‘This is a massacre’: Basic humanity needs to be restored in Gaza

(The Age, 19/10/2023)

( https://www.theage.com.au/world/middle-east/this-is-a-massacre-basic-humanity-needs-to-be-restored-in-gaza-20231018-p5ed7k.html )

As we learn of the bombing of the Al Ahli Arab Hospital in Gaza City, once again we are forced to believe the unbelievable. As well as treating people injured in the war, the hospital was also hosting displaced Gazans who believed a medical facility would be a safe haven in the midst of the relentless bombardment.

This has been proved tragically untrue, as reportedly hundreds of people have been killed in this bombing. It is absolutely unacceptable.

A Medecins Sans Frontieres (MSF) doctor in Gaza, Dr Ghassan Abu Sittah, was providing critical medical care to the injured at the time of the bombing. “We were operating in the hospital, there was a strong explosion and the ceiling fell on the operating room. This is a massacre,” he says.
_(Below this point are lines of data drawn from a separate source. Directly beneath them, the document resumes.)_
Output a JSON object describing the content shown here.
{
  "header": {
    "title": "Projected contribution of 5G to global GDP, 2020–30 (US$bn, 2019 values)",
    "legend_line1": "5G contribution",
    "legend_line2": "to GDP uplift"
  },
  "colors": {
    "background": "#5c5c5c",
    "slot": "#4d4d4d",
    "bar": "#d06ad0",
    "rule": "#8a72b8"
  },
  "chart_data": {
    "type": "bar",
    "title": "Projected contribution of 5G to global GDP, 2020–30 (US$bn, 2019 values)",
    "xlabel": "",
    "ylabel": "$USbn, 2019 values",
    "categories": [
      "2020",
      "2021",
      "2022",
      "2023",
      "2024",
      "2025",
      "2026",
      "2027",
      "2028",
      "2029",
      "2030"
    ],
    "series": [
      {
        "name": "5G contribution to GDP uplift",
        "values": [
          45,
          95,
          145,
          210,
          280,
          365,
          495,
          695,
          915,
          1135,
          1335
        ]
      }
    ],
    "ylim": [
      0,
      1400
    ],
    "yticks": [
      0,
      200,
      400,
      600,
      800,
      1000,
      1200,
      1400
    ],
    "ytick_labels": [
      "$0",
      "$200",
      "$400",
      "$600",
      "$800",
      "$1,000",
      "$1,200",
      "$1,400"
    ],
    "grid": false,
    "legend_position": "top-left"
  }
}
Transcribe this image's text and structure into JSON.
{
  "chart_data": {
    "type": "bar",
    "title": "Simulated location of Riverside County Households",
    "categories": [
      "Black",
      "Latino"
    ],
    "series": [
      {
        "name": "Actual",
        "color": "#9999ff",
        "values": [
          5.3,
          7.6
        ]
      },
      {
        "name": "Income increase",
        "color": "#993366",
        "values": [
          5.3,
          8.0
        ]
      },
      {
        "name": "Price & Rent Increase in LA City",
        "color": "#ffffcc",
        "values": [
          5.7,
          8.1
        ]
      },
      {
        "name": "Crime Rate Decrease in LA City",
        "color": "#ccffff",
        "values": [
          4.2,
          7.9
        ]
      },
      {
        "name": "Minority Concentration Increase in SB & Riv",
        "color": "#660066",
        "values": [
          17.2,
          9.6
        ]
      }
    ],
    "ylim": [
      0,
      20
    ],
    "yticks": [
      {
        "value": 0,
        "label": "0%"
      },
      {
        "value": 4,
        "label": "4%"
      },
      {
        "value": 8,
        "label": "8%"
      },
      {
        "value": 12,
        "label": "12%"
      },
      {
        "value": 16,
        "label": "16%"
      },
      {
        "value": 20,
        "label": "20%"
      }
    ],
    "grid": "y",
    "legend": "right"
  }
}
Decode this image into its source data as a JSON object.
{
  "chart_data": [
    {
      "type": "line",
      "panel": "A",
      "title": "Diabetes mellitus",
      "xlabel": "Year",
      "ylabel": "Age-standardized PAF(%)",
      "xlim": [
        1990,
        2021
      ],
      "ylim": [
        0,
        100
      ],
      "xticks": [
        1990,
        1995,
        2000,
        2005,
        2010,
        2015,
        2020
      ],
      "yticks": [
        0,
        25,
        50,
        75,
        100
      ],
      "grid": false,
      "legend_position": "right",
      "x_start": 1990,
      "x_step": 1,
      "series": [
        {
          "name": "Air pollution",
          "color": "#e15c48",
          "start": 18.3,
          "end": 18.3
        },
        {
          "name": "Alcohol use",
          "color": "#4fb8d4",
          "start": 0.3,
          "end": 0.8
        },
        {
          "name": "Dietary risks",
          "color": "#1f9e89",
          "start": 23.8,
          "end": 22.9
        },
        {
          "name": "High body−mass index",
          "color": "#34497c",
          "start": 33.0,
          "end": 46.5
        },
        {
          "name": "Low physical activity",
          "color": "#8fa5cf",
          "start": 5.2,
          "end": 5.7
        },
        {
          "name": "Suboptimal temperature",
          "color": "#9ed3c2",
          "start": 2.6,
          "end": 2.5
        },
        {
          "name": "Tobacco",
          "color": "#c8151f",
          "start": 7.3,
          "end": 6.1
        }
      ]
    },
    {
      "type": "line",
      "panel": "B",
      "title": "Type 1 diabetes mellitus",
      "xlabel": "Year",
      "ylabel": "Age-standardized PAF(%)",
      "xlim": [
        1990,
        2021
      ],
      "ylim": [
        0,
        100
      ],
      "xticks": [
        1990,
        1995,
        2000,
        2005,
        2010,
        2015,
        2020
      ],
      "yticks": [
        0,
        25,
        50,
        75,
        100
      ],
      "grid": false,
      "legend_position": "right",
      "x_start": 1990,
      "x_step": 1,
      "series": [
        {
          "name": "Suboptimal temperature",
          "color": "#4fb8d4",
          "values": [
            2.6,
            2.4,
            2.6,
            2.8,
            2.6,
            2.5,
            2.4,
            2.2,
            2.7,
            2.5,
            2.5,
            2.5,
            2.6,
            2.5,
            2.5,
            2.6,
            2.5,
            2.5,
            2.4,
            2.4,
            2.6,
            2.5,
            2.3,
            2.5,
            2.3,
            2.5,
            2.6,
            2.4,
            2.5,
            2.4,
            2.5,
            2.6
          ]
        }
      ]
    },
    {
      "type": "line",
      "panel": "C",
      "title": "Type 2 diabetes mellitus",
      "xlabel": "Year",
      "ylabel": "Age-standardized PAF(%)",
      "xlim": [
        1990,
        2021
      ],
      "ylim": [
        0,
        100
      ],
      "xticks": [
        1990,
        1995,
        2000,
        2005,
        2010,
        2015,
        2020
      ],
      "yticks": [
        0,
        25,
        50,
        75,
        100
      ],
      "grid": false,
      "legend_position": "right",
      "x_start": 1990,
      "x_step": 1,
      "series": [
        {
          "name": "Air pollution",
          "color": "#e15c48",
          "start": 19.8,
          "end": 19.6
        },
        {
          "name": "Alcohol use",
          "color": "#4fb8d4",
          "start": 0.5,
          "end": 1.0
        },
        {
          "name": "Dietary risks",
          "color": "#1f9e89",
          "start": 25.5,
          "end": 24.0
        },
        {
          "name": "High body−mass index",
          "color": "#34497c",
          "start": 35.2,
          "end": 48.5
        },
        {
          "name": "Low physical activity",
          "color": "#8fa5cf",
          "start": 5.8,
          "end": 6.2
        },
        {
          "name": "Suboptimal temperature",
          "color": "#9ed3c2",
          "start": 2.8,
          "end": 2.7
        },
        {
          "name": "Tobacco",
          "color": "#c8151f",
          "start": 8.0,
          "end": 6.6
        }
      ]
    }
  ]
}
How many times must MSF state that hospitals can not be a target? Nothing justifies such a shocking attack on patients, healthcare workers, and the people seeking shelter in the hospital. This bloodshed must stop. This bloodshed must stop now.

The scale of the violence that has unfolded over the past 10 days is profoundly shocking. Thousands of men, women and children have been killed in Israel and Palestine. Mass killing of civilians is sickening and must be condemned in all possible terms.

What we are witnessing in Gaza is catastrophic. Hospitals and clinics are at breaking point. They’re overwhelmed and barely functioning. They’re running out of electricity that’s essential to run medical equipment, as well as medicines and medical supplies. Surgeons in Al-Shifa hospital are now operating without painkillers, which is truly unimaginable.

Israel’s short-notice evacuation orders are outrageous and frankly impossible. How do you evacuate a hospital with a few hours’ notice, when patients are too sick or injured to move? Those who are critically ill risk their lives either by moving, or by staying behind, in both cases perhaps condemned to die without treatment.

The bombing right now in Gaza is relentless. People have been killed while forced to move, looking for safety. Almost half of Gaza’s population of 2 million people is now displaced, but the problem is that there is nowhere to seek safety in Gaza. That’s clear when even hospitals are being flattened in this war.

The blockade imposed by the Israeli government is unconscionable. People are deprived of essential needs – water, food, protected shelter, medicines. This is unimaginable. This is inhumane. Basic humanity needs to be restored in Gaza.

The indiscriminate bombing must stop. The egregious level of collective punishment currently being meted out on the people of Gaza must end. People in Gaza urgently need access to truly safe spaces, and ways to reach them safely and unimpeded. People who wish to cross into Egypt should be allowed to – with the future option to come back – and be properly and humanely assisted.

The Rafah crossing into Egypt must be opened to allow medical and essential supplies to be sent to Gaza. People also need clean water, reliable electricity, access to food and healthcare.

For us, and all medical staff in Gaza to work, we need basic guarantees of safety. Despite the incredible needs, the widespread bombing and the impossibility to bring in supplies has forced us to suspend most of our activities. Our teams inside and outside of Gaza are doing the best they can to respond. Some of our 300 local Palestinian staff continue to work in hospitals across Gaza. We’re preparing medical and humanitarian supplies to be sent in to Gaza when access is open.

As a medical and humanitarian organisation, we are ready to do so much more. We are here to provide urgent care to the thousands of desperate civilians caught in the crossfire of war.

However, as long as the indiscriminate bloodshed continues, without safe passages or protection of healthcare, we cannot achieve the impossible and provide help to those who so desperately need it.

Jennifer Tierney is executive director of Medecins Sans Frontieres Australia.